Appearing on Amazon Prime this Friday, Lovers Rock belongs to McQueen’s new anthology series, Small Axe, about London’s West Indian community between the 1960s and 1980s. If it’s not as tightly plotted as the other sections—which are variously about the racism of the Metropolitan Police (Mangrove; Red, White and Blue); how the British schooling system fails Black children (Education); and the novelist and former DJ Alex Wheatle (Alex Wheatle), all based on real events—it made for an evocative first glance at the project, foregrounding both the close communal ties of England’s Jamaican, Trinidadian, and Grenadan immigrants, and the prejudice they faced from white Britons. (In one scene from Lovers Rock, St. Aubyn’s character Martha is menaced by a gang of white no-goodniks outside the party.) Sometimes known as the “Windrush generation”—the HMT Empire Windrush ferried hundreds of Caribbean émigrés to the U.K. in 1948—nearly half a million people relocated to England from the West Indies in the 1950s and ’60s, attracted by labor shortages in the wake of World War II.

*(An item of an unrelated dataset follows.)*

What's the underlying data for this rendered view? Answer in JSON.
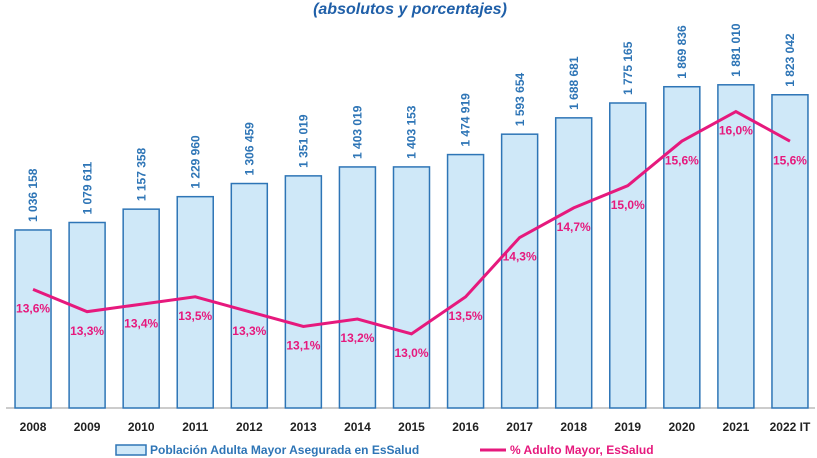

More than anything, Small Axe celebrates the strength of the collective, lifting its title from an African proverb popularized by Bob Marley: “If you are the big tree, we are the small axe.” With Lovers Rock in particular, McQueen looks at the inner workings of that collective when left to its own devices. “I love it because that is what Small Axe is about,” he says. “It is about doing it yourself. Don’t worry if people won’t let you in. You make your own.”
Small Axe comes from a personal place: The son of Grenadian and Trinidadian parents, McQueen learned the stories of the series from his family, and describes developing the scripts with Courttia Newland and Alastair Siddons partly as an exercise in nostalgia. “Images, smells, textures, and old customs came flooding back,” he says. Strictly speaking, Lovers Rock is a work of fiction, yet it draws on a long and very real history of “blues parties” in the U.K.—raucous West Indian discos with a fee charged at the door. “Courttia’s mother used to have parties at his house, so he remembered a lot of that stuff as a child. I came to it through my aunt,” says McQueen. “[She] wasn’t allowed to go to these parties, but my uncle would leave the back door open for her so she could go to the Blues.” In Lovers Rock, Martha resorts to similar methods, slipping from her house under cover of night to finally return just in time for church.